There’s a fine line between almost manic and mostly manic, when charmingly indiscreet turns into just plain indiscreet, and seductive becomes obnoxious. For me, that line always gets fainter and fuzzier the closer I get to mania, until eventually there is no line, there never was a line, and any line that might have been disappears altogether, along with all of my discretion and judgment.
The angle of the sun had changed since I’d entered Julian’s house. Midday had mellowed t
o early evening, but I could still see the line there in Julian’s kitchen. True, the damn thing kept moving on me, but I could still see it. I knew it was there. I knew that my little strip-tease act with the strawberry had come perilously close to the edge; and that any more foreplay with my desserts would surely push me over.
I had to shift the focus, fast. There’s no telling what manic lips might say, although you can be sure it will be laced with profanity and innuendo. I didn’t know any of these men well enough to be vulgar in their presence. So no more nibbling; no more licking; no more lip action, period. I pushed my plate away with a big stage sigh, tossed my napkin on top and declared I couldn’t possibly take another bite. Which naturally didn’t help at all because then the word bite hovered over our table. There was only one thing to do: I had to shut up altogether.
Anyone who lives on the sane side of mania can’t possibly imagine the agony of enforced silence. The urge to talk gets greater and greater as you head up the mood scale, until finally it’s as irresistible as a sneeze in a dust storm. The clinical term for this is “pressured speech.” “Pressure-cooker speech” is more like it, because unless all those unspoken words are somehow released, silence explodes into screams; and screams are not so easily ignored.

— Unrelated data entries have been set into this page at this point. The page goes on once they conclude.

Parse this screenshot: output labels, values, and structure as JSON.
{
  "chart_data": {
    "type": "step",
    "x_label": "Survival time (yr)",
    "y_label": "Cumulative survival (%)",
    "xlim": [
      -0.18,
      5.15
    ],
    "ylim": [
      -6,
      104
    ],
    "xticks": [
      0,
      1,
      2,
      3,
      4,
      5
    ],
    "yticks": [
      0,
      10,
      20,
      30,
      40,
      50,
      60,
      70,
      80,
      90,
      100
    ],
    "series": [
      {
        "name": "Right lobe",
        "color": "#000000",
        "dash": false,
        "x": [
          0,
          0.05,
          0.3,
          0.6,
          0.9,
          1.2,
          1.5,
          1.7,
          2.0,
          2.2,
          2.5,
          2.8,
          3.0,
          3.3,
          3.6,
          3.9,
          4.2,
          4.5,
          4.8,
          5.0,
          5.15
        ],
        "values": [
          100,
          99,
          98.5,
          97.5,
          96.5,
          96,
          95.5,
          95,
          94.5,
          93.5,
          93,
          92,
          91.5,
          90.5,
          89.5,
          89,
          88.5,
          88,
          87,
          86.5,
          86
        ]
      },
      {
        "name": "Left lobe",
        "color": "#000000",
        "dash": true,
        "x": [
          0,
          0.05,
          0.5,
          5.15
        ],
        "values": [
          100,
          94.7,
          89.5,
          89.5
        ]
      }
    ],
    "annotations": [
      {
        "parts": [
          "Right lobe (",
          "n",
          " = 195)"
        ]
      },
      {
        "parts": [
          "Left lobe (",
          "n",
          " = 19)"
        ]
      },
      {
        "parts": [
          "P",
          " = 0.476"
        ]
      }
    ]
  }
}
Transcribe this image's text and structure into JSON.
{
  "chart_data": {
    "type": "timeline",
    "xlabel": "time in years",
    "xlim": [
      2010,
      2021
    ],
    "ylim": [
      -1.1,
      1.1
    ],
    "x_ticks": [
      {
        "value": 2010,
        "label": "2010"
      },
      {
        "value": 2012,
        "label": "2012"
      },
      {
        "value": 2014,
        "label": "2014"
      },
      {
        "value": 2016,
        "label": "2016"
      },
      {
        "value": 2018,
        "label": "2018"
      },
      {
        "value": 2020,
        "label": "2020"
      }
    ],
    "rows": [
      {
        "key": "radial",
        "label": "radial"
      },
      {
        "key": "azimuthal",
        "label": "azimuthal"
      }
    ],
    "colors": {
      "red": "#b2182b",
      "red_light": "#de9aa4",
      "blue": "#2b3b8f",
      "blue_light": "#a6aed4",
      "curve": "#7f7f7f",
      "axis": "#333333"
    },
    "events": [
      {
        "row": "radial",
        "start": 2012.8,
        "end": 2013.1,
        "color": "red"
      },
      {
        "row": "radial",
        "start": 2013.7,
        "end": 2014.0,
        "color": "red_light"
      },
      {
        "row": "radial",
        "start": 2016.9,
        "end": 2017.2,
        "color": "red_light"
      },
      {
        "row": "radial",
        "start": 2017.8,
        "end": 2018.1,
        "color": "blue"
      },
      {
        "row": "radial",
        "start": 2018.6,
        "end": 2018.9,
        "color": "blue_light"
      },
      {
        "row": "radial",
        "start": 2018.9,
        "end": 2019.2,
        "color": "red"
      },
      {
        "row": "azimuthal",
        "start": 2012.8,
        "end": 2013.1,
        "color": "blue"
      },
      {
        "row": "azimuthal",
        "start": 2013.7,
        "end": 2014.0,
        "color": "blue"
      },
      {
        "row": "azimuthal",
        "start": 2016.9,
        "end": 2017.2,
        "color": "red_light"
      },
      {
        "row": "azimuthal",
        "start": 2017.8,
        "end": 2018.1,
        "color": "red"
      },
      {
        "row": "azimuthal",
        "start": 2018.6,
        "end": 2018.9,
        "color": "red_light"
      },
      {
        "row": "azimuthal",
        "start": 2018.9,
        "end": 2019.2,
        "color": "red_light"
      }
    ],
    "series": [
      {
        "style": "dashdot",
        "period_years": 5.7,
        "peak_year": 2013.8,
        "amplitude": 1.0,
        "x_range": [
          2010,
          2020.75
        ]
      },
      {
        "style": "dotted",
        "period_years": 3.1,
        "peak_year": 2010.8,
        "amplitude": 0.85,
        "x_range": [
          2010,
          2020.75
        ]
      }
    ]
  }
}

I’ve seen manic people use all sorts of creative ways to divert the pressure to speak. Leg jiggling is by far the favorite technique. I guarantee that in a roomful of ten manic-depressives, at least two of them will be madly jiggling away. Then there’s the compulsive yawners, the twitchers, and the tappers, who will tap on anything within reach—the chair, the wall, even the person sitting next to them. I particularly admire the people who manage to talk without ever making a sound. They just form the words on their lips and chew.